The argument that this is a way of taking the expenses from the taxpayer to the candidate is as warped as it is untenable as postulated above. I do not think any of those running for parliament can afford to part with le 25 million as candidate fee without leaving a gaping hole in their bank account. And here is how that gaping hole is expected to be refilled:
Such a candidate, if he wins, will have to rely on corporate assistance – a euphemism for bribes from corporate institutions – to get back on his feet. In this society, voters, unless where they have direct personal concessionary interests afterward, do not fund the campaign of a candidate however well-meaning such a candidate may be. It is the reverse...voters expect to be cooked for, given money to attend to their personal businesses, and have their financial problems solved by the candidate they “support”.
There is no gainsaying that it is the business of Government to fund the country’s elections. Whatever donors do is complimentary, may be supplementary. In fact this issue of the budget of our election does not stop to amaze me. If the cost of our elections shoots up in Leone terms that is easy to understand in that the value of our currency keeps tumbling down. But when it increases so astronomically in US dollar terms it needs explaining by NEC beyond the figures pasted on their strategic plan.

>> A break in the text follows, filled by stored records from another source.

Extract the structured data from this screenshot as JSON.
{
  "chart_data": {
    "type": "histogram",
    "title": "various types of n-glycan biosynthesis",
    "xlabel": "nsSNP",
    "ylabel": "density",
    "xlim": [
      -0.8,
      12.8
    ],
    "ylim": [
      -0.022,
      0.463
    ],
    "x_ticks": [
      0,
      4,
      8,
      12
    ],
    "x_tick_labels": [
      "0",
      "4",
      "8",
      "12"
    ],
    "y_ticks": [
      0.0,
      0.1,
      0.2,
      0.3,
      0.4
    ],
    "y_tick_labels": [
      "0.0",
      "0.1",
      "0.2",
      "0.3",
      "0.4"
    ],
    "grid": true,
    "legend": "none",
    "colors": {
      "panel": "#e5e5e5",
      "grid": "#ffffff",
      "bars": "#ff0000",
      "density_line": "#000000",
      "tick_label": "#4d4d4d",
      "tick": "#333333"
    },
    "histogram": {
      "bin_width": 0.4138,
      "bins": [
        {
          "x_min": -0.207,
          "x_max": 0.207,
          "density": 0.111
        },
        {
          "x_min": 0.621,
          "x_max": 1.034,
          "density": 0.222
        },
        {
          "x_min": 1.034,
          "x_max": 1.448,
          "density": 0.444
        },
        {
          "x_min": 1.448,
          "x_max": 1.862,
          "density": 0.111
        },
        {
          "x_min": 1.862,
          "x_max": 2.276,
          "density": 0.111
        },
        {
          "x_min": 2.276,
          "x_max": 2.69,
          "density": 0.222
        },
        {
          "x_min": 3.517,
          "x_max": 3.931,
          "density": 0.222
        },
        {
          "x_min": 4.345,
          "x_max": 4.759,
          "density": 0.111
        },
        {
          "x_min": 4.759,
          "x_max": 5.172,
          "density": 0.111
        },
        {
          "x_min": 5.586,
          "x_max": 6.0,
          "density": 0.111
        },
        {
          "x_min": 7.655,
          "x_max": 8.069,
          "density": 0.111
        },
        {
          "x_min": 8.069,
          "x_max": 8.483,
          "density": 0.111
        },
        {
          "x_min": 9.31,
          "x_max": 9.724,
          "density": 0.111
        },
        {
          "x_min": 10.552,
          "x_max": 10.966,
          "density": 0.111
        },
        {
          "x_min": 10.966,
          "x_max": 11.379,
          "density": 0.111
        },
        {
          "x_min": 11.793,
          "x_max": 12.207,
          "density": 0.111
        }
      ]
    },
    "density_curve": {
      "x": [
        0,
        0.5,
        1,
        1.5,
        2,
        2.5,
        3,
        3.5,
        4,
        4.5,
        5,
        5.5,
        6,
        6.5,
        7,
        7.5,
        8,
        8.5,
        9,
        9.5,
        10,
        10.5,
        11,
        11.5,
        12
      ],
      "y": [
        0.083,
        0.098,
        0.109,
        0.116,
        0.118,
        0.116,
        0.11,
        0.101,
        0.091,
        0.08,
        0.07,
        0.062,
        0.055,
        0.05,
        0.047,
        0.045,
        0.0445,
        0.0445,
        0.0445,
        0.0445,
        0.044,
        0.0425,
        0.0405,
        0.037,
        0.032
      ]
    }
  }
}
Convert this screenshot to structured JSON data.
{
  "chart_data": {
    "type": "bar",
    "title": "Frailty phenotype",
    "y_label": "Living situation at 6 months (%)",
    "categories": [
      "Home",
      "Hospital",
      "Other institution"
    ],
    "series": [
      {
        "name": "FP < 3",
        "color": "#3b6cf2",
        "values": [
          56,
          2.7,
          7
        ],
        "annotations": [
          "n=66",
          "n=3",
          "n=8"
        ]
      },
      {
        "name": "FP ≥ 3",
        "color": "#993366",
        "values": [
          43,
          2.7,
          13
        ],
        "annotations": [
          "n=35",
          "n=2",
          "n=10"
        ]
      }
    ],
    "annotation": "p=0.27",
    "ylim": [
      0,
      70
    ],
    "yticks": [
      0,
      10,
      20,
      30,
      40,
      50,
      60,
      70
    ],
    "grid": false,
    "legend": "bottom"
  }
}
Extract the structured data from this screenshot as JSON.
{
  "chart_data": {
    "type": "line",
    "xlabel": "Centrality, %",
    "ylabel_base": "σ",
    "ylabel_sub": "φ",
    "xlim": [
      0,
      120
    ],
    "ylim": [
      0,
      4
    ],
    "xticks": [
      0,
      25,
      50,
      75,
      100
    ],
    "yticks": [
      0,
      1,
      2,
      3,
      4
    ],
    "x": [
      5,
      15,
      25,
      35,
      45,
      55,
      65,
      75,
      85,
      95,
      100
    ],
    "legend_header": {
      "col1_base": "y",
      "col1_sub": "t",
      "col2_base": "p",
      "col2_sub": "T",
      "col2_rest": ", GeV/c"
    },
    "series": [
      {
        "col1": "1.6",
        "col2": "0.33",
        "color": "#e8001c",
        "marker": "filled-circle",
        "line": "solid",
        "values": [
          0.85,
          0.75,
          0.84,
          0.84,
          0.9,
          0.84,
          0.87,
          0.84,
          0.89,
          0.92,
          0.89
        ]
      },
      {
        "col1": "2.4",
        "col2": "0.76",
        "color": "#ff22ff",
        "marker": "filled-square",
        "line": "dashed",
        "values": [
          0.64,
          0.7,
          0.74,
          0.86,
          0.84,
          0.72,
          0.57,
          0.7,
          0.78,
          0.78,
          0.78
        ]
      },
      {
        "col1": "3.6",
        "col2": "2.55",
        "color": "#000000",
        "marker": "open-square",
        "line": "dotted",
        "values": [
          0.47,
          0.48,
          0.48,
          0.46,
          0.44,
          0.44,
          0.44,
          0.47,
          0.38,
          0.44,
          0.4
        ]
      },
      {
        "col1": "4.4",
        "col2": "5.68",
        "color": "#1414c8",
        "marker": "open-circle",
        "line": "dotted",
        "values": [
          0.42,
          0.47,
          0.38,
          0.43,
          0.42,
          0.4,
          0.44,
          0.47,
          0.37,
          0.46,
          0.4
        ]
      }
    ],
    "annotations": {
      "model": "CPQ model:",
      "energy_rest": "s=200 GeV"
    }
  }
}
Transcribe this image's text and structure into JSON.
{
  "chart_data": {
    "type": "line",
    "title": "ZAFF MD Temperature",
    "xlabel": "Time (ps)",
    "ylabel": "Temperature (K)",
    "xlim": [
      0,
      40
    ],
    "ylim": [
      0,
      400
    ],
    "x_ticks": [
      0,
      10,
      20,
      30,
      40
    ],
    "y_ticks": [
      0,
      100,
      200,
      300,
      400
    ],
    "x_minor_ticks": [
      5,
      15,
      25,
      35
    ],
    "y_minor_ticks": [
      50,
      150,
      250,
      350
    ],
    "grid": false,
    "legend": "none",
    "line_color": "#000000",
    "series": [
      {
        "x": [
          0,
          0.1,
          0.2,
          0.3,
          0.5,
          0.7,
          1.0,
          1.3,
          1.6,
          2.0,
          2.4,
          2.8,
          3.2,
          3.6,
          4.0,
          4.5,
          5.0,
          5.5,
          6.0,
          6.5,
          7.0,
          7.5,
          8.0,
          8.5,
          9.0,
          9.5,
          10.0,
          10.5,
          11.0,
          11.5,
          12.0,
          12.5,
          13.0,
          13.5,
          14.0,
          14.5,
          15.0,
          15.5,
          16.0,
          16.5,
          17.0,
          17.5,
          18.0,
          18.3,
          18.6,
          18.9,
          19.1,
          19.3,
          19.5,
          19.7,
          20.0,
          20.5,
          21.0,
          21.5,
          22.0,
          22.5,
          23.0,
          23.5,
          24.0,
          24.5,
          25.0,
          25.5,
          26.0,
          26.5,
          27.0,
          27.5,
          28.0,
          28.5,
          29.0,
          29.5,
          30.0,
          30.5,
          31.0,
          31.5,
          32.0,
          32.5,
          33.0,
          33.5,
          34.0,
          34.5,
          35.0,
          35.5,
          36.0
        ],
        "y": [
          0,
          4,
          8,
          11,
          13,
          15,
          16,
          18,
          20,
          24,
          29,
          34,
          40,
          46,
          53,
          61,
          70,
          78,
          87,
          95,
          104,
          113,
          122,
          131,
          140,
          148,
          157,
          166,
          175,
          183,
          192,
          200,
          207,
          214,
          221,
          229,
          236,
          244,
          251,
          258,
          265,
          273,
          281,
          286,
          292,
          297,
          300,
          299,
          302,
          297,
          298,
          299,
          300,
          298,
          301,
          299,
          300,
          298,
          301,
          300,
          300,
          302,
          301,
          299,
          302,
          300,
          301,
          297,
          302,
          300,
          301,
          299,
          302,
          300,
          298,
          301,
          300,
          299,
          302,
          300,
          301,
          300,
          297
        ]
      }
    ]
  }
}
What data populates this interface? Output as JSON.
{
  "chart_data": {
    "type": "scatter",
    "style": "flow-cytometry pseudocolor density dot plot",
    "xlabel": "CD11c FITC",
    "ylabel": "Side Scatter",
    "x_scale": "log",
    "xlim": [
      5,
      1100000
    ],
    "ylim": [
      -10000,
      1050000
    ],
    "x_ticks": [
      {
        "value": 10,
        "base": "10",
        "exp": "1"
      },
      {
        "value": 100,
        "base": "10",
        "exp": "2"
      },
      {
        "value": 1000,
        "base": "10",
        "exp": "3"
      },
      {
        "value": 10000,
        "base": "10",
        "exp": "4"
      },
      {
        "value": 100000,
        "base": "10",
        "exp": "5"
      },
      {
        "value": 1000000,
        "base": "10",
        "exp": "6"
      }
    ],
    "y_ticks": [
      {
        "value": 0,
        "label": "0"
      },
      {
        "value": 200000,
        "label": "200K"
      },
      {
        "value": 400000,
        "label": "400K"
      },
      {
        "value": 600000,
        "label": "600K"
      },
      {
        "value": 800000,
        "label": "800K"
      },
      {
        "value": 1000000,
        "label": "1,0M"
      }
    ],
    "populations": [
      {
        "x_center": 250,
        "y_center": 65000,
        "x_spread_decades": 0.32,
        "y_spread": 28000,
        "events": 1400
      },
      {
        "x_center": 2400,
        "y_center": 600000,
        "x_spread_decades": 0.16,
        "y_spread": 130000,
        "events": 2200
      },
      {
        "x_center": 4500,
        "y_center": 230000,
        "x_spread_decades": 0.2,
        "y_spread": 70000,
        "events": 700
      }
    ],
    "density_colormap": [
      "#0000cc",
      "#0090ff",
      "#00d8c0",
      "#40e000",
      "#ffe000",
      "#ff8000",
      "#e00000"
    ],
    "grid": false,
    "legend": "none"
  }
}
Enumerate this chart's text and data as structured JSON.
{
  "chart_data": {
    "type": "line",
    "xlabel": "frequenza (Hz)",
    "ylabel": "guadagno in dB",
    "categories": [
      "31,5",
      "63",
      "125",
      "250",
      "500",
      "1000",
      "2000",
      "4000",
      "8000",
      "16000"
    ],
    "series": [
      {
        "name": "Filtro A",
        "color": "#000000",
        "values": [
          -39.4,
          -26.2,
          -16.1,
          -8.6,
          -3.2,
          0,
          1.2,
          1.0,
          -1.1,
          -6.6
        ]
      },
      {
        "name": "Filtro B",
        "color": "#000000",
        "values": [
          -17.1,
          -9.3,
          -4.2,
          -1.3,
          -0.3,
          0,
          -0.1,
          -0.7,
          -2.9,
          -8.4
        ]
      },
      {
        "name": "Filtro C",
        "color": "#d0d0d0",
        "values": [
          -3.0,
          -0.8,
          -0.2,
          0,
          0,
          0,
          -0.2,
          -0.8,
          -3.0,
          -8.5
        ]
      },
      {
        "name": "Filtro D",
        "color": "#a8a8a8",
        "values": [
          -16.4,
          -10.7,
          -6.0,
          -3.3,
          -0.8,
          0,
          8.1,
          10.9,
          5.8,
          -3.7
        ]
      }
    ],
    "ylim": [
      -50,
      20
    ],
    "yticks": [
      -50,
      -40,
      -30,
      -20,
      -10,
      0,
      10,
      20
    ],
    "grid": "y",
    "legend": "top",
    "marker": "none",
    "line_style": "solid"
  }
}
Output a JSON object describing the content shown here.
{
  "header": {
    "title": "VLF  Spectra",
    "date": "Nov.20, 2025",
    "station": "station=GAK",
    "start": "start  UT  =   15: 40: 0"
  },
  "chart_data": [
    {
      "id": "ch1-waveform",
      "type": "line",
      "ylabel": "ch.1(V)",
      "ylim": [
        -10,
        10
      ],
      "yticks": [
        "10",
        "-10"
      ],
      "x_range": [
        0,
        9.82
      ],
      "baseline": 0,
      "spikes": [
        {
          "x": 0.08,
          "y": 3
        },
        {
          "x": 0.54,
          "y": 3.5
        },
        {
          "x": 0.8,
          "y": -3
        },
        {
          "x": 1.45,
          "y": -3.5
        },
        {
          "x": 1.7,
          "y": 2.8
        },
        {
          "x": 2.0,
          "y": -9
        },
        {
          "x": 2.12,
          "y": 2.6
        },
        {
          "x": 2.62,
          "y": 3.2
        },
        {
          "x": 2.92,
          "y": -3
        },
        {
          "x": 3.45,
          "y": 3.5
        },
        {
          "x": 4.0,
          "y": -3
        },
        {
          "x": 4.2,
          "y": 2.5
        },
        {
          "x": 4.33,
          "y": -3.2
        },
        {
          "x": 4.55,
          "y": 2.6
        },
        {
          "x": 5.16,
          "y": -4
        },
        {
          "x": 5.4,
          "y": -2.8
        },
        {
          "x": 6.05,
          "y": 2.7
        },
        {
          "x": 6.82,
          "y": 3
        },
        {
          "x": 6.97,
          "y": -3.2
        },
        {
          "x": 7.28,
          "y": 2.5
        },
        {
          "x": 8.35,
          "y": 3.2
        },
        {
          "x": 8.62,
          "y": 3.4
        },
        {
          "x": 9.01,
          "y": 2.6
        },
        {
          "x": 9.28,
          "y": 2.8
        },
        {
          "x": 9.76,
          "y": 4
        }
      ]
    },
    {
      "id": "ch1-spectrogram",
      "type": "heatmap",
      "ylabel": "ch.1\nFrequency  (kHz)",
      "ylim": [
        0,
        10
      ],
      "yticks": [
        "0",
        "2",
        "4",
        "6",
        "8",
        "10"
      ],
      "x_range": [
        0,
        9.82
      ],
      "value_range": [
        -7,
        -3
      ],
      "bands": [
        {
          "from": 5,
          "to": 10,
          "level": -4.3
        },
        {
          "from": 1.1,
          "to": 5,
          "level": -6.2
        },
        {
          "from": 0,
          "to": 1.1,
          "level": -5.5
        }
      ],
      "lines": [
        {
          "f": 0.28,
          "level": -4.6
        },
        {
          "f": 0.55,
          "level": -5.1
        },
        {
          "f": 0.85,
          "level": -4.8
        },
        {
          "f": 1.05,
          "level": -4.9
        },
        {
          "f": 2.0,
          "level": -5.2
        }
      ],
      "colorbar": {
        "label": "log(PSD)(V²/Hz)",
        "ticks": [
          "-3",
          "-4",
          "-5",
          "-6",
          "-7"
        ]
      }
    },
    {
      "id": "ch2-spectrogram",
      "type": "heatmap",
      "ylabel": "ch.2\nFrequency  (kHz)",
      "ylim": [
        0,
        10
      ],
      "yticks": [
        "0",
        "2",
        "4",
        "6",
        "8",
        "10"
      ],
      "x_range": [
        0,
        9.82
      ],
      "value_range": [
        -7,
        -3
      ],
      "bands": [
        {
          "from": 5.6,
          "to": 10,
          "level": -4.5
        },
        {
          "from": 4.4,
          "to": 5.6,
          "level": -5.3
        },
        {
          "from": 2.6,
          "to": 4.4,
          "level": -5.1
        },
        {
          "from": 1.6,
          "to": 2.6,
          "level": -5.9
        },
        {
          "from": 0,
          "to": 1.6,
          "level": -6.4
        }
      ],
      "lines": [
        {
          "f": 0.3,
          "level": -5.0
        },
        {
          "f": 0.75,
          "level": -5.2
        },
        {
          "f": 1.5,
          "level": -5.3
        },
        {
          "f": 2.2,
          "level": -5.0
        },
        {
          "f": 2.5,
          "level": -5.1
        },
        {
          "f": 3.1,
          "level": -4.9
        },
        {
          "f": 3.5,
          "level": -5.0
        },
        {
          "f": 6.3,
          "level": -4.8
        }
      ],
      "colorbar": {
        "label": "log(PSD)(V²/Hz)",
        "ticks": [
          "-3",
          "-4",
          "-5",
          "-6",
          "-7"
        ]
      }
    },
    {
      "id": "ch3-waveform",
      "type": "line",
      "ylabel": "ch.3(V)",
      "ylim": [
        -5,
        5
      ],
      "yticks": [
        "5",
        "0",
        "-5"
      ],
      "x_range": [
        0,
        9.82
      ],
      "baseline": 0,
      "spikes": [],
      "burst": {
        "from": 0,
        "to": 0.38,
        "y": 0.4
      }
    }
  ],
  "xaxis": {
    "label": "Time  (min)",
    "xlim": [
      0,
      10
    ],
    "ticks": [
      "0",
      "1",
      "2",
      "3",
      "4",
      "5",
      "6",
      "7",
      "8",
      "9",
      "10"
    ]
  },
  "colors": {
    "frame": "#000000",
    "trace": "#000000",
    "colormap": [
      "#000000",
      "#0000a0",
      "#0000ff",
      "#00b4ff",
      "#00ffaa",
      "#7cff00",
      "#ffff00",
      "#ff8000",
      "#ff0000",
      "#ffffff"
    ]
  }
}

This is not the first time we are holding elections in recent times. If our elections had cost colossal amounts in 1996 I would have understood because they were the first time in a long time that we were holding any credible polls. But since then we have held nationwide elections every two years – in 2002, 2004, 2007 and 2008. So why should these elections cost us such huge amounts that the NEC boss thinks candidates must finance it no matter where they get the money from?
In a publication, “Money In Politics: A study of party financing practices in 22 countries” by the National Democratic Institute, it is established that “Corruption related to political party funding poses one of the greatest threats to democratic and economic development worldwide. Corrupt election finance practices compromise the greatest asset of democracy: the faith and support of ordinary citizens in the political system.”
This is a worrying trend in our country today. Our politics is being hijacked from the ordinary people by corporate institutions and multinationals led by our politicians and in cahoots with some players in the media deliberately because of selfish reasons or inadvertently because of naivety. Or maybe because of both.
Opaque financing of political parties or candidates leads to undemocratic and anti-people decision-making. Consequently the participation of the masses in the country’s body politic is discouraged as cynicism about the prospects for reform takes centre stage.
The problem with money in politics, it is said, is not so much the amount that is spent on campaigns as it is who pays for them, what they get in return, and how that affects public policy and spending priorities.
I hope Christiana Thorpe and her team at the NEC will not prove unnecessarily stubborn and she proved in that students strike in 1995 and decide to wait until the international community tells her what to do. If things get awry, they will leave us here and come back again to make more money. Again let government pay the Le 88 Billion – after all I understand they have paid half that amount and have not denied paying the rest. Please listen to common sense and don’t take our country’s politics from the palms of corrupt businesspeople to their pocket. We will all be doomed. Have I made myself clear, ma’am?